If the elevated AFP was due to incorrect dating, multiple gestation, or other non-recurrent causes, the risk of recurrence is not increased. If a neural tube defect was identified, the recurrence risk for a future pregnancy is approximately 2-3% (compared to the general population risk of approximately 0.05-0.1%), which is why high-dose folic acid supplementation (4 mg daily) is recommended starting at least 1 month before conception in subsequent pregnancies. Your genetic counselor can provide individualized recurrence risk counseling based on the specific diagnosis.

This guide was developed and reviewed by a multidisciplinary team of board-certified maternal-fetal medicine physicians, ABGC-certified genetic counselors, and fetal therapy specialists.

Clinical evidence sources:

• Differential diagnosis probabilities are derived from the UK Collaborative AFP Study (Wald et al., Lancet 1979; n > 18,000) and validated by the SMFM Consult Series on Elevated MSAFP (2021).
• Ultrasound sensitivity data for neural tube defects is based on multicenter studies cited in SMFM guidelines and the review by Cameron and Moran in UpToDate (2025).
• Amniocentesis risk data (0.1-0.3% miscarriage rate) reflects the ACOG Practice Bulletin consensus and a 2019 meta-analysis in Obstetrics & Gynecology of over 50,000 procedures.
• Fetal surgery outcomes for spina bifida are based on the MOMS trial (Adzick et al., NEJM 2011; n = 183), the definitive randomized controlled trial on this intervention.
• Unexplained elevated AFP pregnancy complication risks are derived from multiple cohort studies including a meta-analysis in the American Journal of Obstetrics and Gynecology (2018).

Reviewer credentials: Dr. Sarah Chen, MD, FACOG, is a fellowship-trained maternal-fetal medicine specialist with 15 years of clinical experience in prenatal screening and diagnosis of fetal anomalies. She has published peer-reviewed research on second-trimester screening performance and participates in SMFM guideline development.

Last verified: April 2026.

1. Elevated AFP (>2.0 MoM) occurs in 3-5% of pregnancies, and 80-85% of these result in healthy babies. The most common cause is incorrect gestational age dating, which accounts for 30-40% of elevated results.

2. The follow-up algorithm proceeds step by step: confirm dating by ultrasound, perform detailed (Level II) anatomy ultrasound, and consider amniocentesis with amniotic fluid AFP and AChE testing if indicated. Most evaluations resolve with reassuring findings.

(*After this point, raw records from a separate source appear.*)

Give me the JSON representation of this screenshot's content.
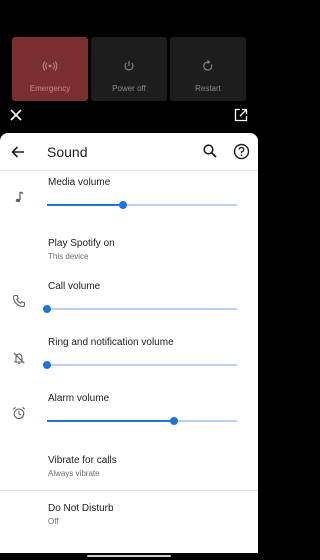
{
  "power_menu": {
    "emergency_label": "Emergency",
    "poweroff_label": "Power off",
    "restart_label": "Restart"
  },
  "settings": {
    "title": "Sound",
    "media_volume": {
      "label": "Media volume",
      "level": 0.4
    },
    "play_media": {
      "label": "Play Spotify on",
      "sub": "This device"
    },
    "call_volume": {
      "label": "Call volume",
      "level": 0.0
    },
    "ring_volume": {
      "label": "Ring and notification volume",
      "level": 0.0
    },
    "alarm_volume": {
      "label": "Alarm volume",
      "level": 0.67
    },
    "vibrate": {
      "label": "Vibrate for calls",
      "sub": "Always vibrate"
    },
    "dnd": {
      "label": "Do Not Disturb",
      "sub": "Off"
    }
  },
  "colors": {
    "accent": "#1a73e8",
    "emergency": "#7b2e2e"
  },
  "icons": [
    "emergency-icon",
    "power-icon",
    "restart-icon",
    "close-icon",
    "open-external-icon",
    "back-arrow-icon",
    "search-icon",
    "help-icon",
    "music-note-icon",
    "phone-icon",
    "bell-off-icon",
    "alarm-clock-icon"
  ]
}
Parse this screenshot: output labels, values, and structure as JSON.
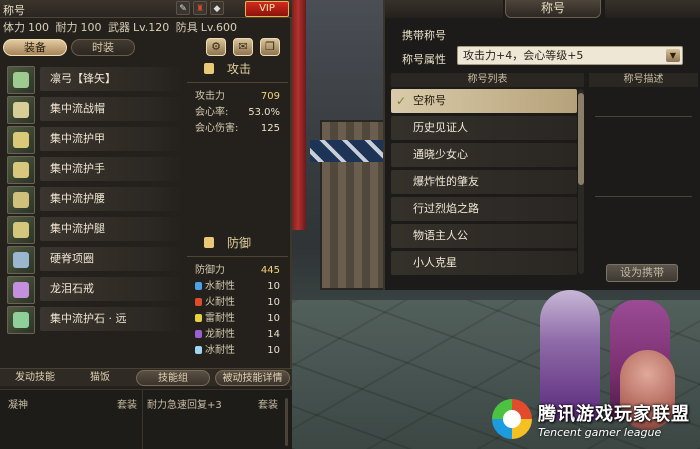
{
  "colors": {
    "vip_red": "#c2231a",
    "gold_value": "#f2d27c",
    "selected_title_bg": "#d0c09c",
    "check_green": "#6a8e2a"
  },
  "watermark": {
    "cn": "腾讯游戏玩家联盟",
    "en": "Tencent gamer league"
  },
  "left_panel": {
    "title": "称号",
    "top_icons": [
      "pen-icon",
      "character-icon",
      "gem-icon"
    ],
    "vip": "VIP",
    "stats": [
      {
        "label": "体力",
        "value": "100"
      },
      {
        "label": "耐力",
        "value": "100"
      },
      {
        "label": "武器",
        "value": "Lv.120"
      },
      {
        "label": "防具",
        "value": "Lv.600"
      }
    ],
    "tabs": [
      "装备",
      "时装"
    ],
    "active_tab": 0,
    "tool_icons": [
      "gear-icon",
      "scroll-icon",
      "book-icon"
    ],
    "equipment": [
      {
        "name": "凛弓【锋矢】",
        "icon": "bow-icon",
        "color": "#9ecb8f"
      },
      {
        "name": "集中流战帽",
        "icon": "helmet-icon",
        "color": "#d8cf98"
      },
      {
        "name": "集中流护甲",
        "icon": "armor-icon",
        "color": "#d9c979"
      },
      {
        "name": "集中流护手",
        "icon": "gloves-icon",
        "color": "#d8c77d"
      },
      {
        "name": "集中流护腰",
        "icon": "belt-icon",
        "color": "#cfc07b"
      },
      {
        "name": "集中流护腿",
        "icon": "boots-icon",
        "color": "#d4c67c"
      },
      {
        "name": "硬脊项圈",
        "icon": "necklace-icon",
        "color": "#9ab7cf"
      },
      {
        "name": "龙泪石戒",
        "icon": "ring-icon",
        "color": "#c48fdc"
      },
      {
        "name": "集中流护石 · 远",
        "icon": "charm-icon",
        "color": "#8fd09a"
      }
    ],
    "attack": {
      "heading": "攻击",
      "rows": [
        {
          "label": "攻击力",
          "value": "709",
          "highlight": true
        },
        {
          "label": "会心率:",
          "value": "53.0%"
        },
        {
          "label": "会心伤害:",
          "value": "125"
        }
      ]
    },
    "defense": {
      "heading": "防御",
      "rows": [
        {
          "label": "防御力",
          "value": "445",
          "highlight": true
        },
        {
          "label": "水耐性",
          "value": "10",
          "dot": "#4aa3e8"
        },
        {
          "label": "火耐性",
          "value": "10",
          "dot": "#e04b2c"
        },
        {
          "label": "雷耐性",
          "value": "10",
          "dot": "#e8d23c"
        },
        {
          "label": "龙耐性",
          "value": "14",
          "dot": "#9a5fd0"
        },
        {
          "label": "冰耐性",
          "value": "10",
          "dot": "#9ed6f0"
        }
      ]
    },
    "bottom_buttons": [
      "发动技能",
      "猫饭",
      "技能组",
      "被动技能详情"
    ],
    "skills": {
      "left_name": "凝神",
      "left_type": "套装",
      "right_name": "耐力急速回复+3",
      "right_type": "套装"
    }
  },
  "title_panel": {
    "header": "称号",
    "carry_label": "携带称号",
    "attr_label": "称号属性",
    "attr_value": "攻击力+4，会心等级+5",
    "list_header": "称号列表",
    "desc_header": "称号描述",
    "titles": [
      "空称号",
      "历史见证人",
      "通晓少女心",
      "爆炸性的肇友",
      "行过烈焰之路",
      "物语主人公",
      "小人克星"
    ],
    "selected_index": 0,
    "set_button": "设为携带"
  }
}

3. Detailed ultrasound detects 80-95% of open neural tube defects when performed by experienced operators, making it the cornerstone of the evaluation after dating is confirmed.

4. Amniocentesis provides definitive diagnostic information through amniotic fluid AFP, AChE testing, and chromosomal analysis. It carries a small risk of pregnancy loss (0.1-0.3%) and is an optional procedure that should be discussed with a genetic counselor.

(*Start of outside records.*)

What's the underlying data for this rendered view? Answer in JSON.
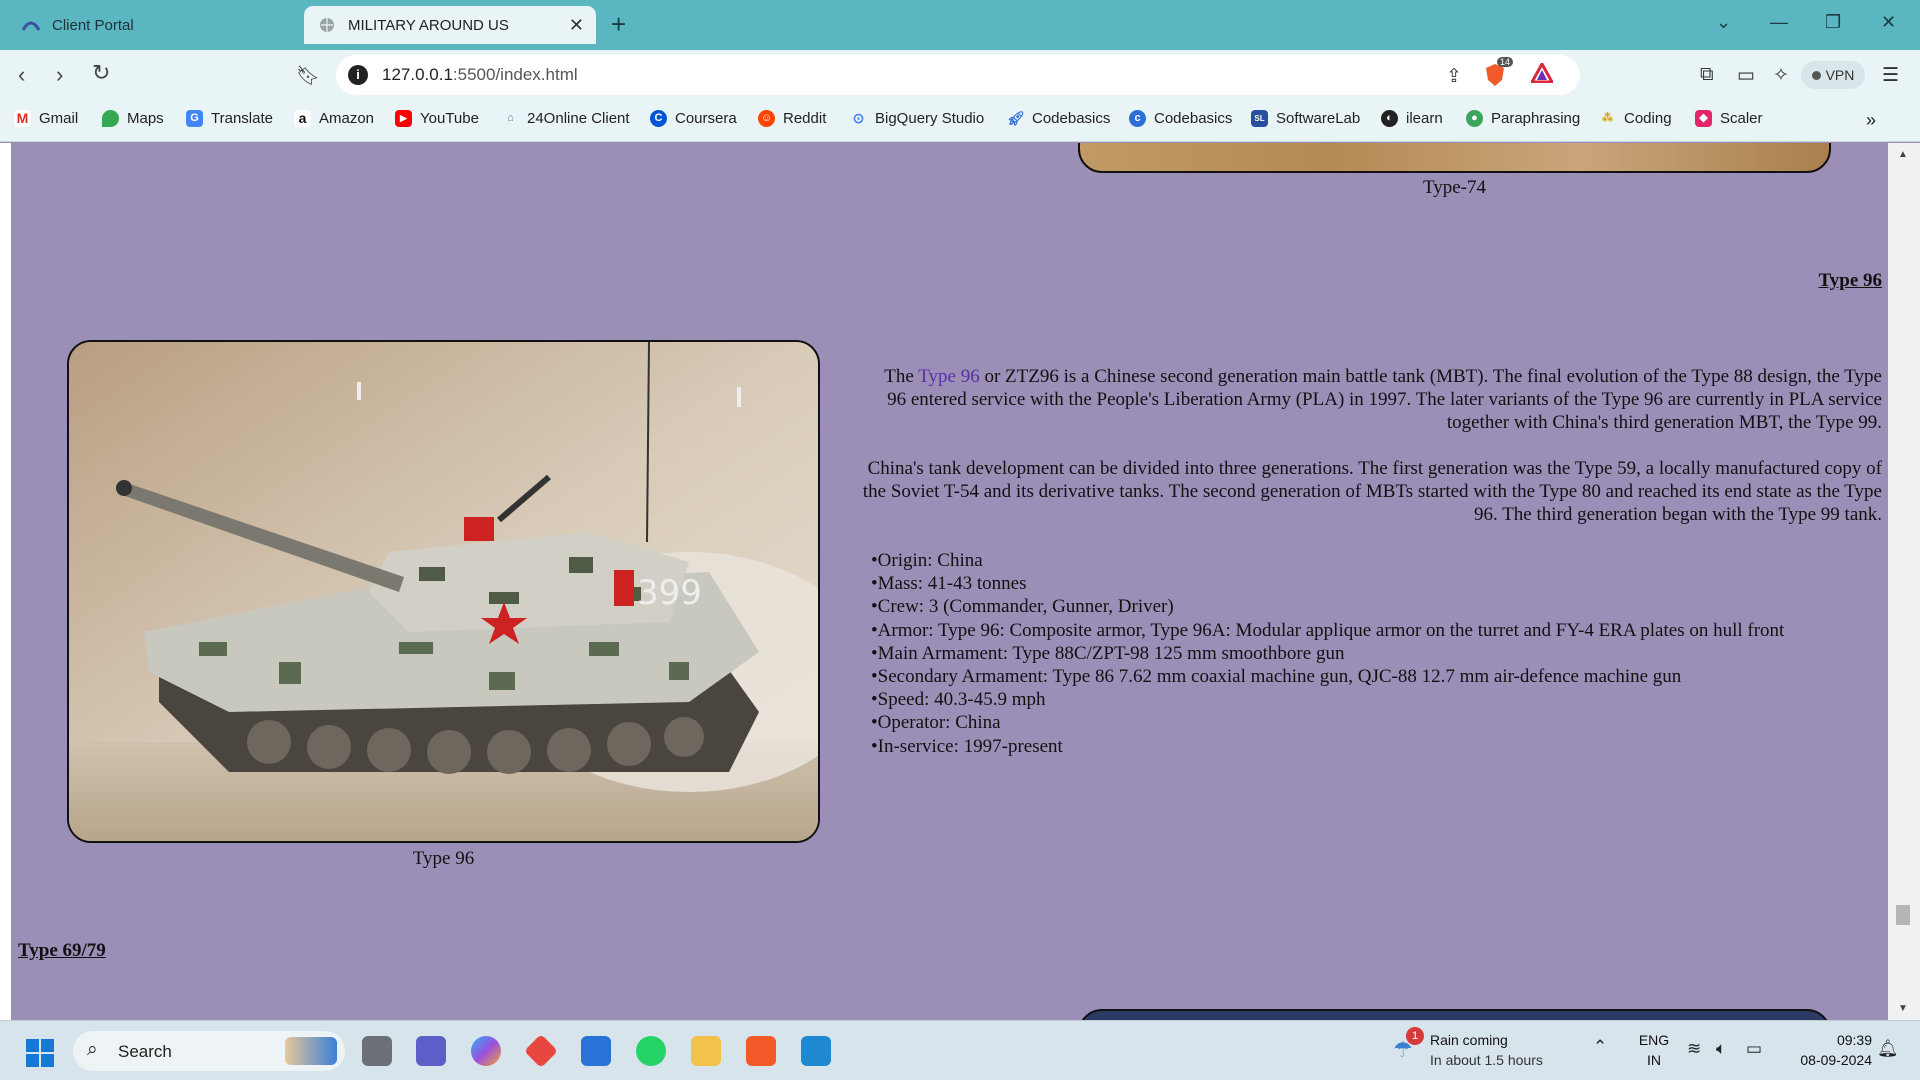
{
  "browser": {
    "tabs": [
      {
        "label": "Client Portal",
        "active": false
      },
      {
        "label": "MILITARY AROUND US",
        "active": true
      }
    ],
    "address": {
      "host": "127.0.0.1",
      "rest": ":5500/index.html"
    },
    "shield_count": "14",
    "vpn_label": "VPN",
    "bookmarks": [
      "Gmail",
      "Maps",
      "Translate",
      "Amazon",
      "YouTube",
      "24Online Client",
      "Coursera",
      "Reddit",
      "BigQuery Studio",
      "Codebasics",
      "Codebasics",
      "SoftwareLab",
      "ilearn",
      "Paraphrasing",
      "Coding",
      "Scaler"
    ]
  },
  "page": {
    "type74_caption": "Type-74",
    "type96_heading": "Type 96",
    "type96_caption": "Type 96",
    "para1": {
      "before": "The ",
      "link": "Type 96",
      "after": " or ZTZ96 is a Chinese second generation main battle tank (MBT). The final evolution of the Type 88 design, the Type 96 entered service with the People's Liberation Army (PLA) in 1997. The later variants of the Type 96 are currently in PLA service together with China's third generation MBT, the Type 99."
    },
    "para2": "China's tank development can be divided into three generations. The first generation was the Type 59, a locally manufactured copy of the Soviet T-54 and its derivative tanks. The second generation of MBTs started with the Type 80 and reached its end state as the Type 96. The third generation began with the Type 99 tank.",
    "specs": [
      "Origin: China",
      "Mass: 41-43 tonnes",
      "Crew: 3 (Commander, Gunner, Driver)",
      "Armor: Type 96: Composite armor, Type 96A: Modular applique armor on the turret and FY-4 ERA plates on hull front",
      "Main Armament: Type 88C/ZPT-98 125 mm smoothbore gun",
      "Secondary Armament: Type 86 7.62 mm coaxial machine gun, QJC-88 12.7 mm air-defence machine gun",
      "Speed: 40.3-45.9 mph",
      "Operator: China",
      "In-service: 1997-present"
    ],
    "turret_number": "399",
    "type6979_heading": "Type 69/79"
  },
  "taskbar": {
    "search_label": "Search",
    "weather_line1": "Rain coming",
    "weather_line2": "In about 1.5 hours",
    "weather_badge": "1",
    "lang_line1": "ENG",
    "lang_line2": "IN",
    "time": "09:39",
    "date": "08-09-2024"
  },
  "colors": {
    "page_bg": "#9b8fb8",
    "tabbar_bg": "#5ab6c1",
    "link": "#5a2ea6"
  }
}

5. Unexplained elevated AFP is associated with a modest increase in pregnancy complications including pre-eclampsia, growth restriction, and preterm delivery. Enhanced prenatal surveillance in the third trimester is typically recommended.

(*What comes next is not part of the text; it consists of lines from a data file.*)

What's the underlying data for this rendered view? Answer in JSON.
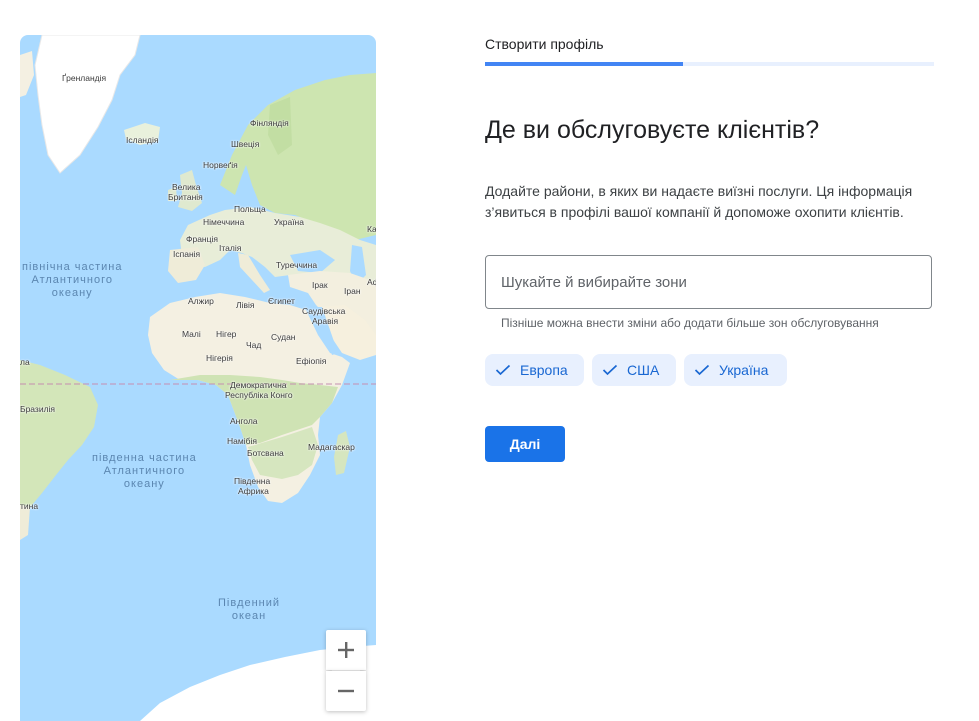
{
  "page": {
    "step_title": "Створити профіль",
    "progress": 0.44,
    "heading": "Де ви обслуговуєте клієнтів?",
    "description": "Додайте райони, в яких ви надаєте виїзні послуги. Ця інформація з’явиться в профілі вашої компанії й допоможе охопити клієнтів.",
    "search_placeholder": "Шукайте й вибирайте зони",
    "search_value": "",
    "hint": "Пізніше можна внести зміни або додати більше зон обслуговування",
    "chips": [
      "Европа",
      "США",
      "Україна"
    ],
    "next_button": "Далі"
  },
  "map": {
    "oceans": {
      "north_atlantic": [
        "північна частина",
        "Атлантичного",
        "океану"
      ],
      "south_atlantic": [
        "південна частина",
        "Атлантичного",
        "океану"
      ],
      "southern": [
        "Південний",
        "океан"
      ]
    },
    "labels": {
      "greenland": "Ґренландія",
      "iceland": "Ісландія",
      "finland": "Фінляндія",
      "norway": "Норвеґія",
      "sweden": "Швеція",
      "uk_line1": "Велика",
      "uk_line2": "Британія",
      "poland": "Польща",
      "germany": "Німеччина",
      "ukraine": "Україна",
      "france": "Франція",
      "italy": "Італія",
      "spain": "Іспанія",
      "turkey": "Туреччина",
      "iraq": "Ірак",
      "iran": "Іран",
      "algeria": "Алжир",
      "libya": "Лівія",
      "egypt": "Єгипет",
      "saudi_line1": "Саудівська",
      "saudi_line2": "Аравія",
      "mali": "Малі",
      "niger": "Нігер",
      "chad": "Чад",
      "sudan": "Судан",
      "nigeria": "Нігерія",
      "ethiopia": "Ефіопія",
      "drc_line1": "Демократична",
      "drc_line2": "Республіка Конго",
      "brazil": "Бразилія",
      "angola": "Ангола",
      "namibia": "Намібія",
      "botswana": "Ботсвана",
      "madagascar": "Мадагаскар",
      "south_africa_line1": "Південна",
      "south_africa_line2": "Африка",
      "edge_ka": "Ка",
      "edge_af": "Аф",
      "edge_la": "ла",
      "edge_tina": "тина"
    },
    "zoom_in_icon": "plus-icon",
    "zoom_out_icon": "minus-icon"
  },
  "colors": {
    "accent": "#1a73e8",
    "progress_fill": "#4285f4",
    "chip_bg": "#e8f0fe",
    "chip_text": "#1967d2",
    "ocean": "#aadaff",
    "land": "#f4f0e2",
    "forest": "#c6dfaa"
  }
}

6. The emotional impact of an abnormal screening result is real and valid. Genetic counseling, social support, and focusing on probabilities and the step-by-step evaluation process can help manage anxiety during this period.

Medical Disclaimer: This guide provides general educational information about elevated AFP in pregnancy. It is not a substitute for professional medical advice. Always consult your healthcare provider and a genetic counselor for personalized evaluation and management decisions.